Bio

Audrey Watters is a writer who’s worked in the education field for the past 15 years: as a graduate student, college instructor, and program manager for an ed-tech non-profit. Although two chapters into her Comparative Literature dissertation, Audrey decided to abandon academia, and she now happily fulfills the one job recommended by a junior high aptitude test: freelance writer. Her work has appeared in The Atlantic, Edutopia, MindShift, Fast Company, Inside Higher Ed, The School Library Journal, O’Reilly Radar, ReadWriteWeb, Campus Technology, and The Huffington Post, in addition to her own blog Hack Education. She’s the editor of a new publication aimed at school leaders called Educating Modern Learners, which explores the ways in which technology can work in the service of progressive education and student-directed learning. She is also currently working on a book called Teaching Machines. Teaching Machines explores the cultural history of automation in education. This drive is not simply a technological or scientific or pedagogical development, but a profoundly cultural one.

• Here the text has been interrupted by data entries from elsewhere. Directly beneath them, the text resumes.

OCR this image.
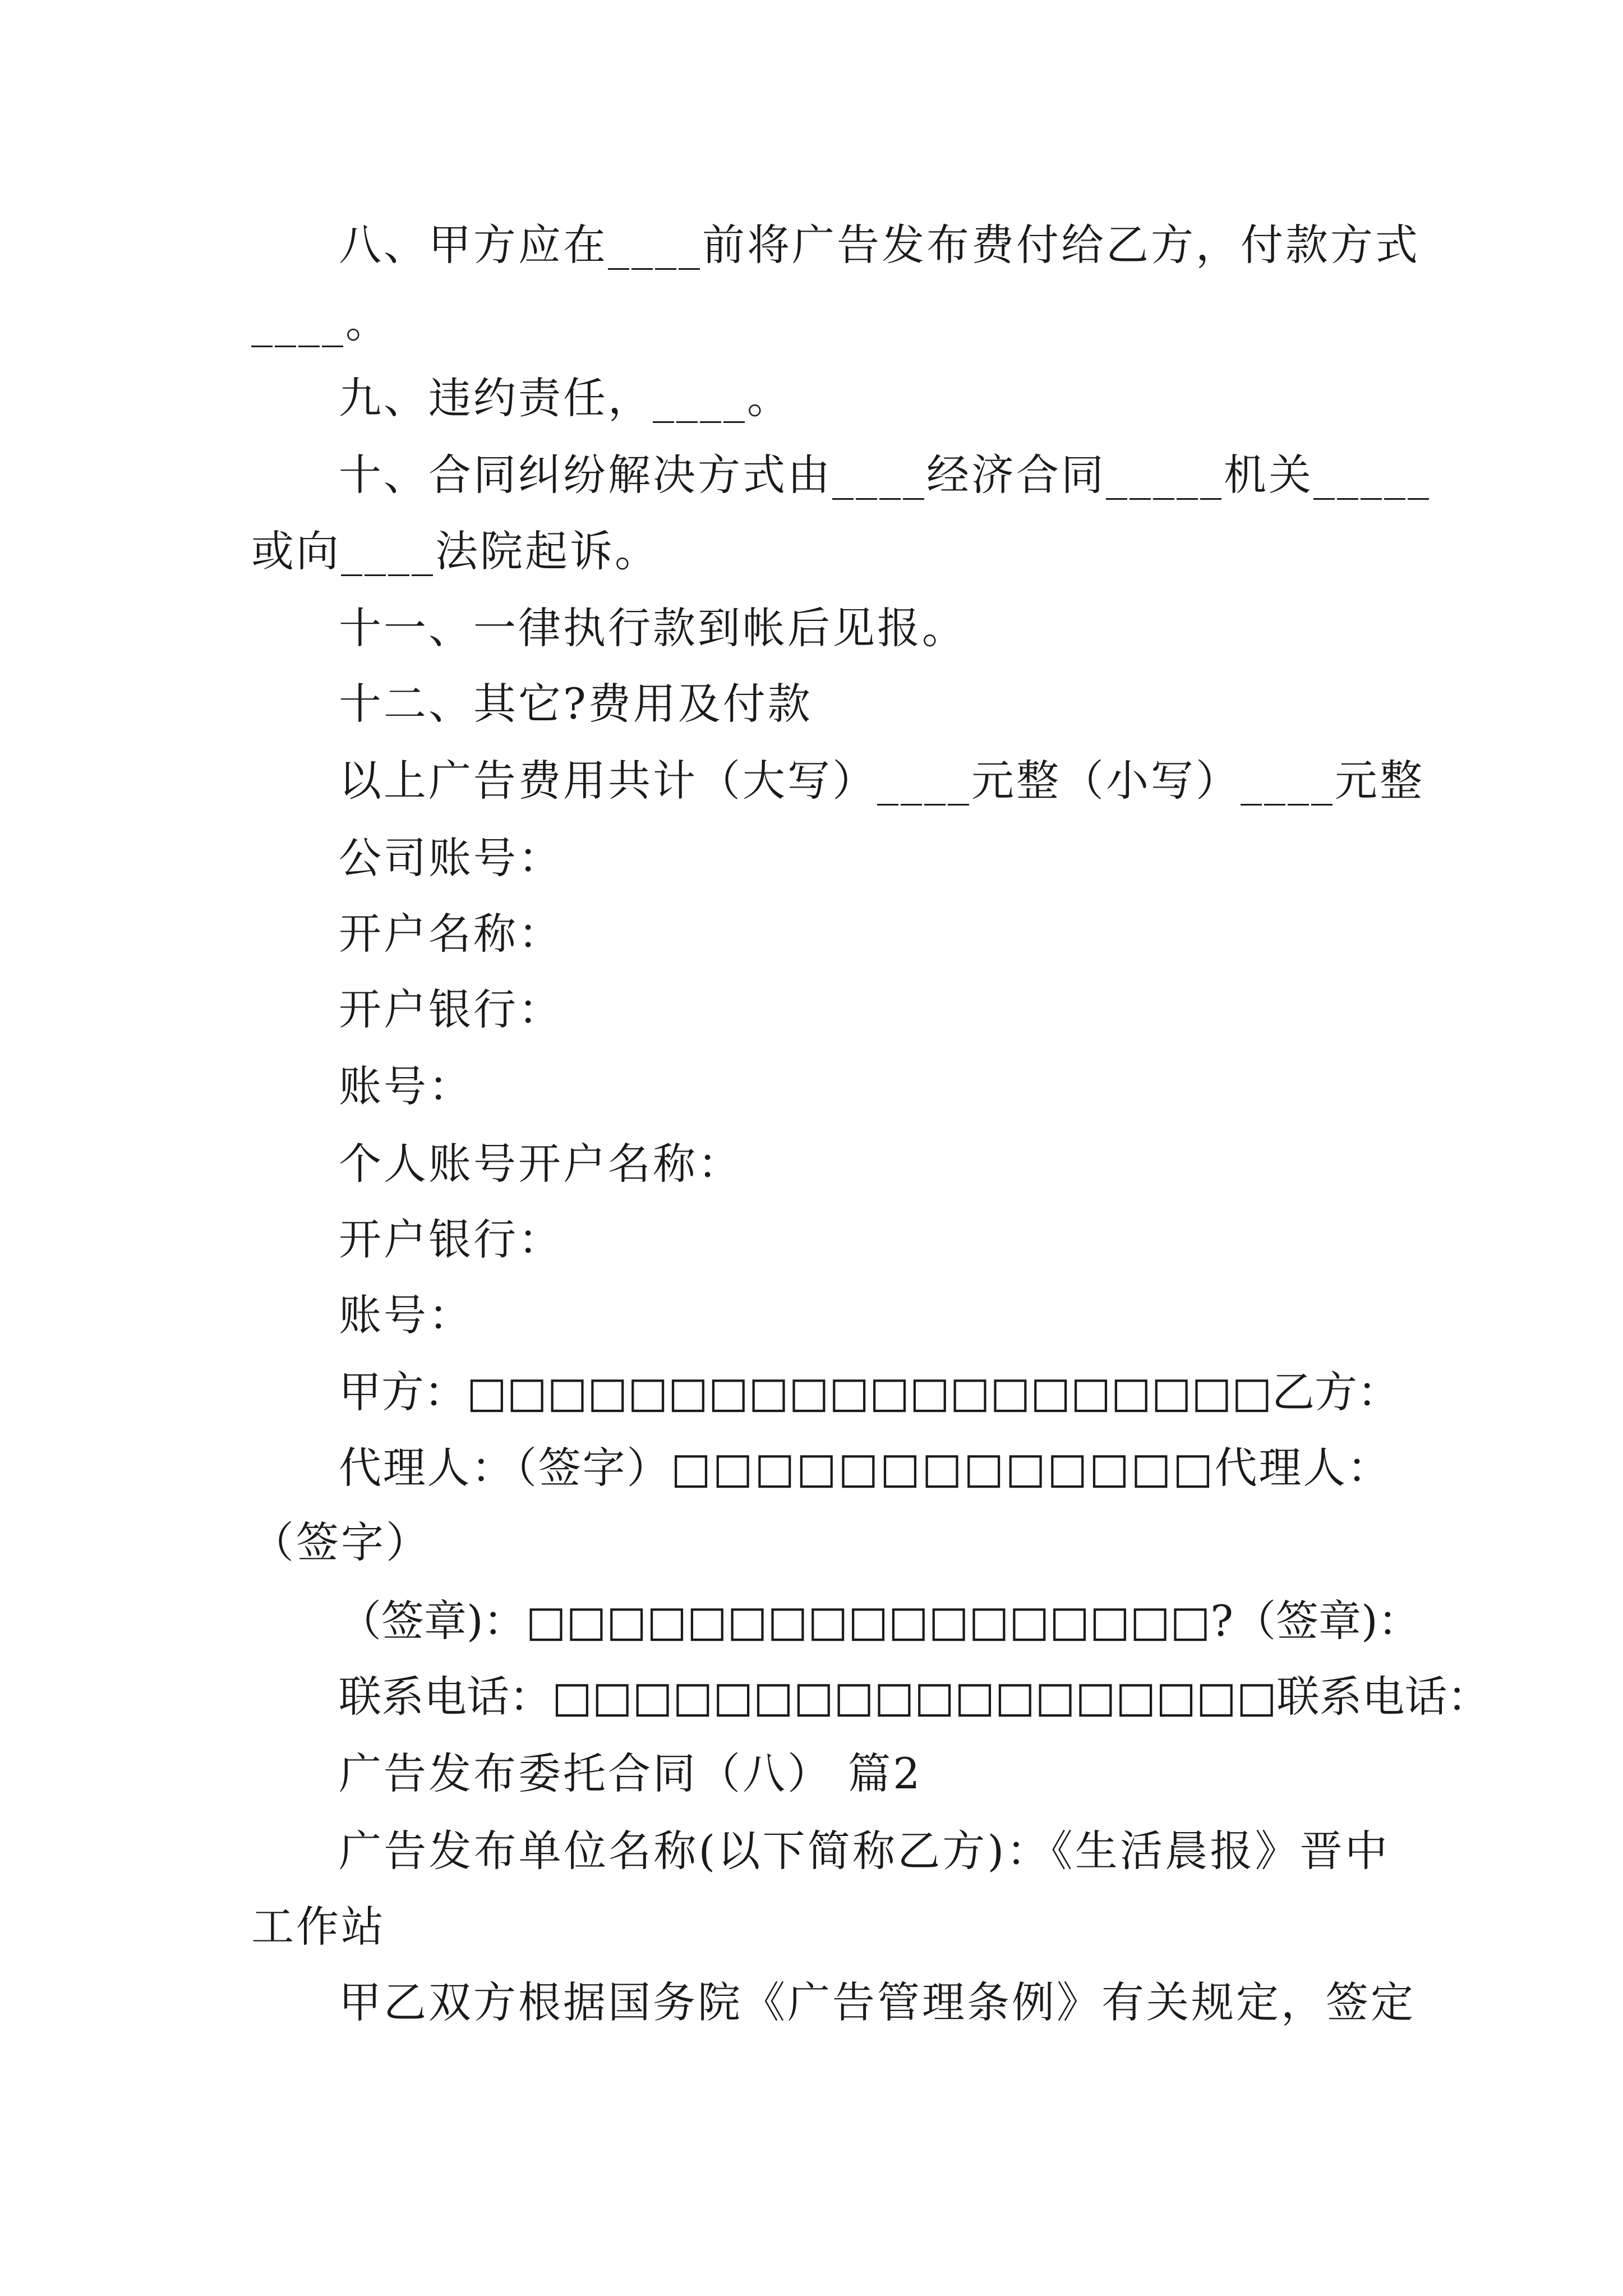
八、甲方应在____前将广告发布费付给乙方，付款方式
____。
九、违约责任，____。
十、合同纠纷解决方式由____经济合同_____机关_____
或向____法院起诉。
十一、一律执行款到帐后见报。
十二、其它?费用及付款
以上广告费用共计（大写）____元整（小写）____元整
公司账号：
开户名称：
开户银行：
账号：
个人账号开户名称：
开户银行：
账号：
甲方：□□□□□□□□□□□□□□□□□□□□乙方：
代理人：（签字）□□□□□□□□□□□□□代理人：
（签字）
（签章)：□□□□□□□□□□□□□□□□□?（签章)：
联系电话：□□□□□□□□□□□□□□□□□□联系电话：
广告发布委托合同（八） 篇2
广告发布单位名称(以下简称乙方)：《生活晨报》晋中
工作站
甲乙双方根据国务院《广告管理条例》有关规定，签定
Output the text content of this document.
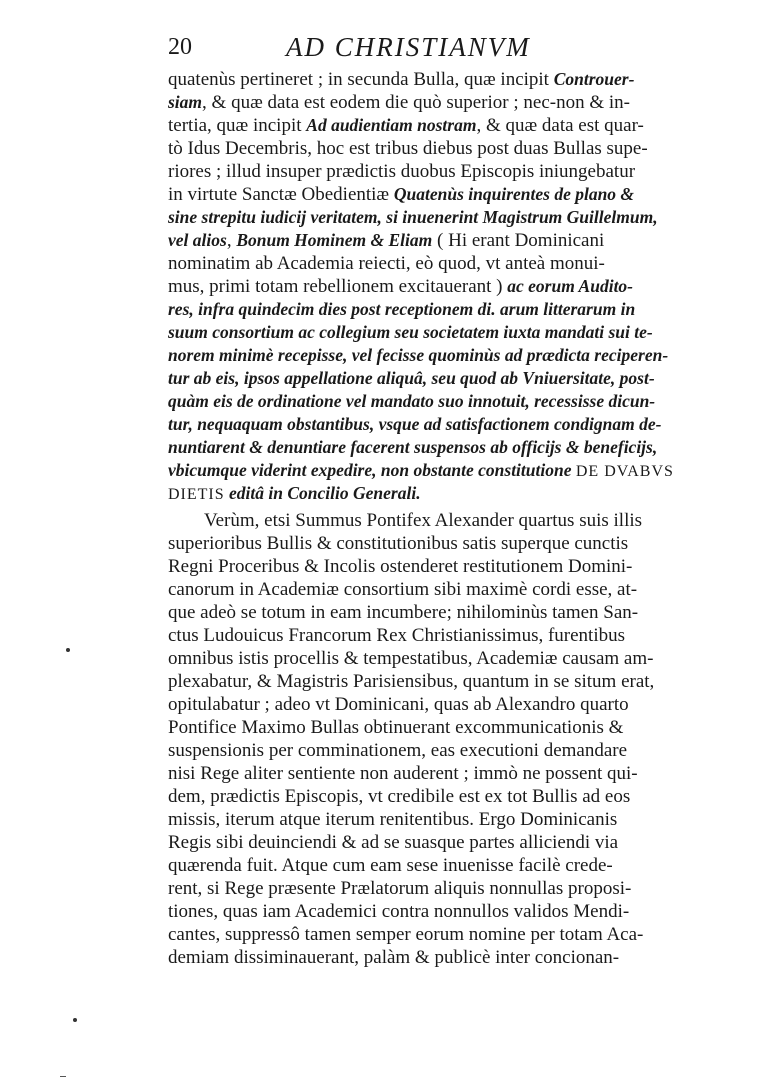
20	AD CHRISTIANVM
quatenùs pertineret ; in secunda Bulla, quæ incipit Controuer-
siam, & quæ data est eodem die quò superior ; nec-non & in-
tertia, quæ incipit Ad audientiam nostram, & quæ data est quar-
tò Idus Decembris, hoc est tribus diebus post duas Bullas supe-
riores ; illud insuper prædictis duobus Episcopis iniungebatur
in virtute Sanctæ Obedientiæ Quatenùs inquirentes de plano &
sine strepitu iudicij veritatem, si inuenerint Magistrum Guillelmum,
vel alios, Bonum Hominem & Eliam ( Hi erant Dominicani
nominatim ab Academia reiecti, eò quod, vt anteà monui-
mus, primi totam rebellionem excitauerant ) ac eorum Audito-
res, infra quindecim dies post receptionem di. arum litterarum in
suum consortium ac collegium seu societatem iuxta mandati sui te-
norem minimè recepisse, vel fecisse quominùs ad prædicta reciperen-
tur ab eis, ipsos appellatione aliquâ, seu quod ab Vniuersitate, post-
quàm eis de ordinatione vel mandato suo innotuit, recessisse dicun-
tur, nequaquam obstantibus, vsque ad satisfactionem condignam de-
nuntiarent & denuntiare facerent suspensos ab officijs & beneficijs,
vbicumque viderint expedire, non obstante constitutione DE DVABVS
DIETIS editâ in Concilio Generali.
Verùm, etsi Summus Pontifex Alexander quartus suis illis
superioribus Bullis & constitutionibus satis superque cunctis
Regni Proceribus & Incolis ostenderet restitutionem Domini-
canorum in Academiæ consortium sibi maximè cordi esse, at-
que adeò se totum in eam incumbere; nihilominùs tamen San-
ctus Ludouicus Francorum Rex Christianissimus, furentibus
omnibus istis procellis & tempestatibus, Academiæ causam am-
plexabatur, & Magistris Parisiensibus, quantum in se situm erat,
opitulabatur ; adeo vt Dominicani, quas ab Alexandro quarto
Pontifice Maximo Bullas obtinuerant excommunicationis &
suspensionis per comminationem, eas executioni demandare
nisi Rege aliter sentiente non auderent ; immò ne possent qui-
dem, prædictis Episcopis, vt credibile est ex tot Bullis ad eos
missis, iterum atque iterum renitentibus. Ergo Dominicanis
Regis sibi deuinciendi & ad se suasque partes alliciendi via
quærenda fuit. Atque cum eam sese inuenisse facilè crede-
rent, si Rege præsente Prælatorum aliquis nonnullas proposi-
tiones, quas iam Academici contra nonnullos validos Mendi-
cantes, suppressô tamen semper eorum nomine per totam Aca-
demiam dissiminauerant, palàm & publicè inter concionan-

How have we conceptualized the mechanics of human intelligence, for example, and how has that shaped the way in which we imagine and build so-called intelligent machines? How do teaching machines work — do teaching machines work? And whose work, whose labor, might they replace or enhance? Do teaching machines offer “personalization” or merely a more efficient standardization? Why have we been so keen for so long to automate teaching and learning? What does this say about our vision of the purpose, let alone the future of education?